Я сижу на заднем крыльце, уронив голову ниже плеч и разглядываю распухшие красные ладони, сморщенные от воды, а заодно и мои собственные косолапые ступни в стоптанных опорках. Уже почти месяц я работаю в заведении уважаемого господина Йарина, чтоб ему всю оставшуюся жизнь хорошо и легко дышалось и до сих пор не могу понять того языка, на котором господа тутошние обитатели изволят беседовать.

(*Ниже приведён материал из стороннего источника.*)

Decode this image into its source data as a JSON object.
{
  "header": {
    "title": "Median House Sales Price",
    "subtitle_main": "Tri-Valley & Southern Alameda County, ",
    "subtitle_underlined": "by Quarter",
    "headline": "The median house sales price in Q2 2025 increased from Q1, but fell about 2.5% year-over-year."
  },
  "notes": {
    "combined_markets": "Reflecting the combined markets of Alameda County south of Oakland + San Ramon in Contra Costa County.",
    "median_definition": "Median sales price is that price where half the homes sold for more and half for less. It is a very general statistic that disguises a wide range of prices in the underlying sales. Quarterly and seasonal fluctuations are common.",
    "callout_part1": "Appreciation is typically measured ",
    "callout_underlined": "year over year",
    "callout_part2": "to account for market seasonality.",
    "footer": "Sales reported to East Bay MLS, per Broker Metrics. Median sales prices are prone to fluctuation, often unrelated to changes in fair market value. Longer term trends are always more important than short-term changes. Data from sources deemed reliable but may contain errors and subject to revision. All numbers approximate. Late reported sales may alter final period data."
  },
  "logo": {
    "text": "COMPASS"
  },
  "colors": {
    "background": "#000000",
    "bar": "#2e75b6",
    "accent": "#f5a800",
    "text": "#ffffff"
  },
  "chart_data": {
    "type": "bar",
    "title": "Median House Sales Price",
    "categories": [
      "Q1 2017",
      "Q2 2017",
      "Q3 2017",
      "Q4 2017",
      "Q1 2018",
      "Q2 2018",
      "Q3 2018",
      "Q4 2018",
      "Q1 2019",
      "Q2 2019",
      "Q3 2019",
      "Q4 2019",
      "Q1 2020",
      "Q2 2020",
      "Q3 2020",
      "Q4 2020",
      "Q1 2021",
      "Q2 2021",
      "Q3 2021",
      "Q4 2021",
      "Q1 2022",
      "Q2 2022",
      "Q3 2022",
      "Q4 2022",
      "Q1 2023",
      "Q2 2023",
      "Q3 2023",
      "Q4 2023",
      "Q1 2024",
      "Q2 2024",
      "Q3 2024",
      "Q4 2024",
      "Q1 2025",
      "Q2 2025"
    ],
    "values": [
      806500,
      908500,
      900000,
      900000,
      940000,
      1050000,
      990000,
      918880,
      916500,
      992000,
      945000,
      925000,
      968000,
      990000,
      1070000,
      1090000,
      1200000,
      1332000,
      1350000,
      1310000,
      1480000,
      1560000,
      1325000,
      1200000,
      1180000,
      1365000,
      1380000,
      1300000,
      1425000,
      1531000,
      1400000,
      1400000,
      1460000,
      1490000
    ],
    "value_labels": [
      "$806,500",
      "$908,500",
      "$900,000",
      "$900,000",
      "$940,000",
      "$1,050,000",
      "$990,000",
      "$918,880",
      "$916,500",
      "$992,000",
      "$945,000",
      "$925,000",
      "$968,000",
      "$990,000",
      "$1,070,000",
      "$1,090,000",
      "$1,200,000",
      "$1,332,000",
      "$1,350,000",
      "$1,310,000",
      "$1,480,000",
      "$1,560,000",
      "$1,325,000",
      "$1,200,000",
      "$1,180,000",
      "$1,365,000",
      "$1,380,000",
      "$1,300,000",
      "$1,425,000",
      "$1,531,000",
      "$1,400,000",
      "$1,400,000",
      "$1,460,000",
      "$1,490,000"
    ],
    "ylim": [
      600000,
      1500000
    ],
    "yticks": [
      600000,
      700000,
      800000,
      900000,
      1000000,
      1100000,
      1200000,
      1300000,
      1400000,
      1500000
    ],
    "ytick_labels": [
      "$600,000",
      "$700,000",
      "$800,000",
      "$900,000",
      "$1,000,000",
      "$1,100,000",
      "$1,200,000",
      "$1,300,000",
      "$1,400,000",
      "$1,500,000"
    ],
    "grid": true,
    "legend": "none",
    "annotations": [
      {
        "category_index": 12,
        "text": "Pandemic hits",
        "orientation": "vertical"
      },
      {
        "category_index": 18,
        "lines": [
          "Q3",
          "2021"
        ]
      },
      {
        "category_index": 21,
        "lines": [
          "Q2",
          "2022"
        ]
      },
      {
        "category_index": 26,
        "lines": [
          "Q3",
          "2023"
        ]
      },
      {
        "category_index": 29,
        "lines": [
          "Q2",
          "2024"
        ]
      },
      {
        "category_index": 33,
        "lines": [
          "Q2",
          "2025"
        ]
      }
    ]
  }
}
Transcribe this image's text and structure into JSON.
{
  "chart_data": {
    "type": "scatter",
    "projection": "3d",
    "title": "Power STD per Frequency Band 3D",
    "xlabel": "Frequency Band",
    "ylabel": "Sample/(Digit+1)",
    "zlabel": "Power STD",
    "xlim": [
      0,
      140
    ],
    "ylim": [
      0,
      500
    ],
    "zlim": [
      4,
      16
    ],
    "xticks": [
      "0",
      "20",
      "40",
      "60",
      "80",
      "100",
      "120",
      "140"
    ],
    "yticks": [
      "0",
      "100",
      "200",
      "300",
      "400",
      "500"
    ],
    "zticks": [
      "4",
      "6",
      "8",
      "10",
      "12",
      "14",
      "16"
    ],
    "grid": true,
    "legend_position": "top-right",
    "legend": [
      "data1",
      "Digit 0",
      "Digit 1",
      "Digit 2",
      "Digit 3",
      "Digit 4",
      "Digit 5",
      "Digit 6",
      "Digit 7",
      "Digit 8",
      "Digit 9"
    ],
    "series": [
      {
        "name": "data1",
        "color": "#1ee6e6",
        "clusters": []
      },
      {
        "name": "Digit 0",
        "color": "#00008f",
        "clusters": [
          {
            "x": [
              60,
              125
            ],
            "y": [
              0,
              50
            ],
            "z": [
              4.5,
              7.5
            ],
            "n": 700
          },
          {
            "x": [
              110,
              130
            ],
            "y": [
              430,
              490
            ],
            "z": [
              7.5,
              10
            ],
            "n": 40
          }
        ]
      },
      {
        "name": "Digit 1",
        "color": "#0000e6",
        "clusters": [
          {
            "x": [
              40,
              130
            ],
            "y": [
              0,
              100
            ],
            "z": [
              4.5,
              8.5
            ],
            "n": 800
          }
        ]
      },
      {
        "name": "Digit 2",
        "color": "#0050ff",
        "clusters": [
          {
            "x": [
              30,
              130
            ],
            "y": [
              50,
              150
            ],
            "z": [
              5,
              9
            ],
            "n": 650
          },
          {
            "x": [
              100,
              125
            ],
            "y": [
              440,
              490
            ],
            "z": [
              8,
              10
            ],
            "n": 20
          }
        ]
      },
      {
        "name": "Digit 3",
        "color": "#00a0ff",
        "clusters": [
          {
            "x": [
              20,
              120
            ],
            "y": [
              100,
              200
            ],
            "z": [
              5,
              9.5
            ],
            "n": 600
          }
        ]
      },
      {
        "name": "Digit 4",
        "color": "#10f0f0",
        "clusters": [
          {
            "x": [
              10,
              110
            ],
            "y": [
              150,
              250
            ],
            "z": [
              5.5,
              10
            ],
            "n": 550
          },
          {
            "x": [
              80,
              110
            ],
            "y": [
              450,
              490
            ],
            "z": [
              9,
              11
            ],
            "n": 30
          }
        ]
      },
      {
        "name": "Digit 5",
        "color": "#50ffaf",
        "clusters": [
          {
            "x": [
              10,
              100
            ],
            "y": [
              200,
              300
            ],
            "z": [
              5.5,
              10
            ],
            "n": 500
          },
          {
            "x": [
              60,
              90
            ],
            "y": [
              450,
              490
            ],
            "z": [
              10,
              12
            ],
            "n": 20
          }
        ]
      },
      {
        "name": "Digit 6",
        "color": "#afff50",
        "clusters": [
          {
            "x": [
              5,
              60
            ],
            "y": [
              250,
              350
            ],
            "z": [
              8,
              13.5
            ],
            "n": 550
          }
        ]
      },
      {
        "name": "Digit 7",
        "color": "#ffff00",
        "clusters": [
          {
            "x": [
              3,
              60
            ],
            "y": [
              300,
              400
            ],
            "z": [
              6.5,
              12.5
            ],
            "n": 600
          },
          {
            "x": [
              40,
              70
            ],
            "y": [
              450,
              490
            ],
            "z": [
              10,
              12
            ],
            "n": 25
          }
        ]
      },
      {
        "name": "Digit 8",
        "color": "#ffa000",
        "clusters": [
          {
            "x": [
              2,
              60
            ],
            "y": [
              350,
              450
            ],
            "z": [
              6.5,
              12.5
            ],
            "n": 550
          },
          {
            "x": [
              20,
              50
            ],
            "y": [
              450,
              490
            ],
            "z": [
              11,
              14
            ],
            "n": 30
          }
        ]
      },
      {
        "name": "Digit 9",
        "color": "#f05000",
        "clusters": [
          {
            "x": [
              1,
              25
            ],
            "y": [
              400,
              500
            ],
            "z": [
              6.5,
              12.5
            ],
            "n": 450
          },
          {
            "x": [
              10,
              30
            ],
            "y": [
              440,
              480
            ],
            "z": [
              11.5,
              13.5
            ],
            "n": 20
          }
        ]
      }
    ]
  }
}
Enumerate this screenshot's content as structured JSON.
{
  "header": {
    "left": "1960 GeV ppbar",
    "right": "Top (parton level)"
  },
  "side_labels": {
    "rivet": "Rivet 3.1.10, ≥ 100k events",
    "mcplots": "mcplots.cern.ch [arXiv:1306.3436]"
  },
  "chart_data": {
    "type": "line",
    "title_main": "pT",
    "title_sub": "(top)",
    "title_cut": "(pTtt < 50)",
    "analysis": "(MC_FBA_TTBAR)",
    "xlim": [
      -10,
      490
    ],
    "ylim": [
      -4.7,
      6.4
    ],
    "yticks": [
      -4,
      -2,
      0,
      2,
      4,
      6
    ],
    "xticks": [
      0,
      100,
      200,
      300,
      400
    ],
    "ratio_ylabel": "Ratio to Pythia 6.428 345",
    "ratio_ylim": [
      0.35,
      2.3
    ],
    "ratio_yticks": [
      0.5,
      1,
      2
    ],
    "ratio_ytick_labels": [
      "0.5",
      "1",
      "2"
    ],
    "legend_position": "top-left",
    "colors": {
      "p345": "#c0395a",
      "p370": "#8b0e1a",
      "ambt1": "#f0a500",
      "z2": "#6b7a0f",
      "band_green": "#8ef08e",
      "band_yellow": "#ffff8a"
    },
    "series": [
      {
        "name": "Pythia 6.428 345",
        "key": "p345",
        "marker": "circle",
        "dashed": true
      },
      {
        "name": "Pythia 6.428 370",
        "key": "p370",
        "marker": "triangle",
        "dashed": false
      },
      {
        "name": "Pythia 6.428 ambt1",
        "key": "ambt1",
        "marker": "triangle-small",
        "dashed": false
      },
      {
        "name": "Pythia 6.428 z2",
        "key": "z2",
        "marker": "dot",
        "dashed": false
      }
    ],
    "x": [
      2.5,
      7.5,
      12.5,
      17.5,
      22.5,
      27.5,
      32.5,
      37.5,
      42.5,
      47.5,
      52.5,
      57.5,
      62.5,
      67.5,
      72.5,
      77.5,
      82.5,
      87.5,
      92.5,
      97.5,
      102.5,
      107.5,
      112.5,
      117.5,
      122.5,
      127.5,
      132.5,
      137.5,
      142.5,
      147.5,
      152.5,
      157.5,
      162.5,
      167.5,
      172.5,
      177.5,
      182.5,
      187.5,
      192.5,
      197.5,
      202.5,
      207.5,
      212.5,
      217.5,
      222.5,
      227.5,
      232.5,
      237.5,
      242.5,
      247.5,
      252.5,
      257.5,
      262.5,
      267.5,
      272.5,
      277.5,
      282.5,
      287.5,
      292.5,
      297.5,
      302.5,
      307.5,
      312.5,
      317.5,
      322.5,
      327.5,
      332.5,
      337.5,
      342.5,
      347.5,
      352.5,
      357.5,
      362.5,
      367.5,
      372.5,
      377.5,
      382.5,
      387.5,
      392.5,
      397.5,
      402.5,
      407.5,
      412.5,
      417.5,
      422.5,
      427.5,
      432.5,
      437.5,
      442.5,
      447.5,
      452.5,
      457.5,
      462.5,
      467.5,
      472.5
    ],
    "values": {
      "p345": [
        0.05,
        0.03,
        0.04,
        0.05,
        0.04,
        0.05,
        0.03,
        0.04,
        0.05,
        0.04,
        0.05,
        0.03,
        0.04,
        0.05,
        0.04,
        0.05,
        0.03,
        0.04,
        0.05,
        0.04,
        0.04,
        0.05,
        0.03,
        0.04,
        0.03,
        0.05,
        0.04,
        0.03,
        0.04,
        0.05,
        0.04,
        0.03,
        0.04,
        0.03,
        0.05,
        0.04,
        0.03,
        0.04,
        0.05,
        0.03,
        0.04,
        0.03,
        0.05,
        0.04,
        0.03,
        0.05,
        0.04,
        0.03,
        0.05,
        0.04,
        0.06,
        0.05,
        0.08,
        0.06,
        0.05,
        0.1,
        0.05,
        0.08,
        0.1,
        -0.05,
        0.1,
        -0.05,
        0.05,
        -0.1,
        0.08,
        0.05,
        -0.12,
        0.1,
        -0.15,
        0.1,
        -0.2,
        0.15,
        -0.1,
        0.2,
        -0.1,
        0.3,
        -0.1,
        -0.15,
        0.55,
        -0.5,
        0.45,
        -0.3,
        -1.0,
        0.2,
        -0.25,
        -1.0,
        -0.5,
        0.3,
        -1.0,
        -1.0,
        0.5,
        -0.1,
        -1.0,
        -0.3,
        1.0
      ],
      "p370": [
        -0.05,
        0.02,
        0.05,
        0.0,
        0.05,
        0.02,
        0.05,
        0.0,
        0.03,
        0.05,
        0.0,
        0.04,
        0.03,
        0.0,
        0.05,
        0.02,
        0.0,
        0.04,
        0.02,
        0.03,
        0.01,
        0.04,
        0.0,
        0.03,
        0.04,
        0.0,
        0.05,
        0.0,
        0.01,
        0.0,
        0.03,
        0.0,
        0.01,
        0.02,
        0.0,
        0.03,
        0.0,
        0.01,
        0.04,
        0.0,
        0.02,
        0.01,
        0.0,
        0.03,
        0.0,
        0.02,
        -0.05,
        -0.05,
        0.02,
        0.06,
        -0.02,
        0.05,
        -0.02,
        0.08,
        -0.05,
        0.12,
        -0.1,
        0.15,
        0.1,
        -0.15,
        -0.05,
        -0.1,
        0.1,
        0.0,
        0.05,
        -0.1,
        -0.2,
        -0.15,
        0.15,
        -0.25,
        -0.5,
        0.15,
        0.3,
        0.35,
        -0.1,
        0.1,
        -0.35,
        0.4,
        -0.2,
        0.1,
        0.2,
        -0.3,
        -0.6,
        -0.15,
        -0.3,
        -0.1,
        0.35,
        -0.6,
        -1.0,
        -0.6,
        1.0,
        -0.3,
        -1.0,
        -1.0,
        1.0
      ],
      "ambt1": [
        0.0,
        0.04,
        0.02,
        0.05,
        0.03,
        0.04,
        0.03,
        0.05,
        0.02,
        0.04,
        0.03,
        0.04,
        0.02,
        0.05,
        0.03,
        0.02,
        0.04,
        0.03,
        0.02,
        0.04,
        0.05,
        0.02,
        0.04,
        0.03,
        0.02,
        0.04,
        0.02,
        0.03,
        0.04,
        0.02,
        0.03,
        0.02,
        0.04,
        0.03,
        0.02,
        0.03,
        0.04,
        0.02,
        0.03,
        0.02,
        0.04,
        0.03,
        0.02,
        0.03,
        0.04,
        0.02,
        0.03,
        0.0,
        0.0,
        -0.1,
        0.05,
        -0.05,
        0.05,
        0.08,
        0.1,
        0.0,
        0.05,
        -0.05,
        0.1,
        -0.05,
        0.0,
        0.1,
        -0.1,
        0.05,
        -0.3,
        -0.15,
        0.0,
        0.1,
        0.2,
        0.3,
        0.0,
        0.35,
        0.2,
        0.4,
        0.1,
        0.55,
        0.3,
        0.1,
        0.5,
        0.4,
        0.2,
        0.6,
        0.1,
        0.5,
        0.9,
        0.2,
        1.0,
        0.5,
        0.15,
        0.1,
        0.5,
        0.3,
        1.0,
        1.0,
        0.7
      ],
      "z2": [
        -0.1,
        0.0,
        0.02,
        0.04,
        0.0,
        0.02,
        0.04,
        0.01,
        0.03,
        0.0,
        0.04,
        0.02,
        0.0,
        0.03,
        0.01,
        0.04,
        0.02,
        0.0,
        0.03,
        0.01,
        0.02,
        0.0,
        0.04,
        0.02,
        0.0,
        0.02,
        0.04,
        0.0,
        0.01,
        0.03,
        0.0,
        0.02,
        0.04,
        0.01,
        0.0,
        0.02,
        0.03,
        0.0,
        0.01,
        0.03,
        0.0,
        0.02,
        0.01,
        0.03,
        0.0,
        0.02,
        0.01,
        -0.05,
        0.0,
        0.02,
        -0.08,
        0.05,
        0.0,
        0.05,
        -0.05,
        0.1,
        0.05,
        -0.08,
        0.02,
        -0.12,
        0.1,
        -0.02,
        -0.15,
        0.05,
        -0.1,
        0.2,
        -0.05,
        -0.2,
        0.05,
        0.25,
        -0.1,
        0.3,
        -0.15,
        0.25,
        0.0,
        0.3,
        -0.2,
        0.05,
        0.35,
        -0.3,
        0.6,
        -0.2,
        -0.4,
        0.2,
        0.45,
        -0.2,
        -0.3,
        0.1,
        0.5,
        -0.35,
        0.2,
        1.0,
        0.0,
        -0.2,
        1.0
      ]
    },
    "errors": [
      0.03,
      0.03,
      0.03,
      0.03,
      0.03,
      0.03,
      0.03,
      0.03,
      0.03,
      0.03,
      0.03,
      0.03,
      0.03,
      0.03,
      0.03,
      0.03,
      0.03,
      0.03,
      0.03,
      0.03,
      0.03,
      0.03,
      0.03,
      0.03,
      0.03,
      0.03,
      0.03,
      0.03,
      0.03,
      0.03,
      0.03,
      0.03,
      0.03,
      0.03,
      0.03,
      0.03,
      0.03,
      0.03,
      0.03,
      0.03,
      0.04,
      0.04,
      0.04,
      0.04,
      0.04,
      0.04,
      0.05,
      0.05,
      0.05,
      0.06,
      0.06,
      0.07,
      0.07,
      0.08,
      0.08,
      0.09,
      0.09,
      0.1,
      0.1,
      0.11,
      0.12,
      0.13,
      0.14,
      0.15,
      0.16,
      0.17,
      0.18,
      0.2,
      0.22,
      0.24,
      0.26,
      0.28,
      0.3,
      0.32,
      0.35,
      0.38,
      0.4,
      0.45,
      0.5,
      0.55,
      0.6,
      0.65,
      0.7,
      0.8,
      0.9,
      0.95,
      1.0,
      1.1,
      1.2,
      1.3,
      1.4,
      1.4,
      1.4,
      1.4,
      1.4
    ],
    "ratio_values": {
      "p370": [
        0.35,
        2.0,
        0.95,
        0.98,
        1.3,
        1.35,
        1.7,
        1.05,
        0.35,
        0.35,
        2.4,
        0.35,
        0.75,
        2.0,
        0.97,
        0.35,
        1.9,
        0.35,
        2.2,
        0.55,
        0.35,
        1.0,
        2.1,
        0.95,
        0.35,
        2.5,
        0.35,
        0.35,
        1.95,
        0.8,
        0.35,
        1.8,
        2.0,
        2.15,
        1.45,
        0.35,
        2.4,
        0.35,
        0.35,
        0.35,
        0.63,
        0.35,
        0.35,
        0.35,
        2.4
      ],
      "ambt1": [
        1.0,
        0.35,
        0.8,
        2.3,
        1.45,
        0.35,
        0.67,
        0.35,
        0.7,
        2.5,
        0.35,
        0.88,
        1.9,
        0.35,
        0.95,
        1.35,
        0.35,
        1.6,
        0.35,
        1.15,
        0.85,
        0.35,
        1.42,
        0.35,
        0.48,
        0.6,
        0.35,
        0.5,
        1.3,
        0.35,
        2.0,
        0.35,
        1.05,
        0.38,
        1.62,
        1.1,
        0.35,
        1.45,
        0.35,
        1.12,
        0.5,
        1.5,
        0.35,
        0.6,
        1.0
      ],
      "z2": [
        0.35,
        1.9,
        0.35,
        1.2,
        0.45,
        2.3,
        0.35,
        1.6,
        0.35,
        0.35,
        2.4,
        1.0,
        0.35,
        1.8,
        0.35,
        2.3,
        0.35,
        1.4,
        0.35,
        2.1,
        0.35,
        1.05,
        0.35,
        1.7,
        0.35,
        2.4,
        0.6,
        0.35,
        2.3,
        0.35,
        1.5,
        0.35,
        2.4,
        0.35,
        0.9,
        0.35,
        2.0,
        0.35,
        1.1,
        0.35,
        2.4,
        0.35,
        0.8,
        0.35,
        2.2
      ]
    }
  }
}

Ровно тридцать дней я таскаю по этой таверне тряпку! Десять дней ушло на то, чтобы объяснить работяге Марису, истопнику, грузчику и вообще 'мальчику-за-всё', как именно я вижу поломойный инструмент, называемый на планете Земля шваброй. Рисунок инструмента, изображённый на песке, мало что добавил к моему мычанию, сопровождаемому почти неприличными жестами. Но на исходе десятого дня, благодарю тебя, Творец, мне была явлена самая настоящая швабра, украшенная резьбой по рукояти.
Так что теперь я изображаю уборщицу в этом учреждении общепита за еду и кров. Кровом считается каморка два на два метра, в которой установлена 'настоящая кровать' с жёстким тюфяком и рваным плащом господина Йарина в качестве одеяла. А ещё стоит огромный табурет, на котором можно спать, если свернуться калачиком.
Хозяин называет меня 'Экрима', и я подозреваю, что это переводится со здешней мовы на русский язык как 'эй ты, немая' или 'эй, страшила'. Сам Йарин очень похож на хорошо откормленного Будду, впавшего в транс по поводу несовершенства этого мира. Он обычно сидит за стойкой, ухмыляясь собственным мыслям, с привычной плотоядно-отстранённой улыбкой истинного Будды.
Рожа у господина Йарина выглядит совершенно осоловевшей от духоты, и дурак непременно решит, что хозяин ничего не замечает и вообще плохо считает денежки за обслуживание. Ага, ждите! Одну из служанок он выгнал взашей, ибо девчонка осмелилась зажать грошик из оплаты за фирменную похлёбку. Мамаша служаночки в ногах валялась, и должно быть, пыталась как-то ещё достучаться до сердца хозяина. Но увы, в ливере хозяина сердце не обнаружено. Наверное, при рождении этот орган инсталлировать позабыли, зато жадности отвесили полной мерой.
Двухразовое питание и кров достаётся мне немалой ценой. Каждое ведро и без воды на три-четыре килограмма, затянет да водички в нём литров шесть будет, да побегай от колодца к таверне — это, считай, метров двадцать, да оттащи ведро с грязной водой до сточной ямы и это ещё метров пятьдесят.
А что делать? Выдернуло меня из родного мира и неизвестно зачем перекинуло в эту страну. В новой реальности я получила отчего-то иное тело, слава Творцу, женское. А вместе с телом обрела кучу проблем и главная состоит в том, что никто не торопился ознакомить меня с языком, обычаями, и этикетом страны неведомой.
Да, вот так оно и было. Засыпаешь в собственной кровати после очередного похода с внуком по киношкам, а просыпаешься в теле какой-то тётки, облачённой в старенькое платье и в незнакомую обувку из кожи неведомой твари. А уж если прибавить к перечисленному, что очухалась я с обрывком верёвки на шее и лёжа под телегой, а ещё добавить, что вокруг орали, звенели железками и бегали бородатые мужики в кольчугах, а где-то в стороне истошно ржали лошади и хриплые голоса выкрикивали невнятные команды на идиотском языке...
Как меня там не пришибли, не знаю, но обмочилась я с перепугу сразу же! Смутно припоминаю как выползла из-под телеги и тут же запуталась в каких-то тряпках, а затем еле выдралась из окровавленной мешанины неведомого генезиса, то ли ошмётков порубленных тел, то ли просто крови, тряпья и жидкости с резким запахом. Попутно выдала на-гора не то обед, не то завтрак. Это действо заняло столько времени, что грешным делом подумала, что желудок выскочит через горло. После чего уползла далеко в какие-то кусты и вырубилась, не выдержав напряжения момента.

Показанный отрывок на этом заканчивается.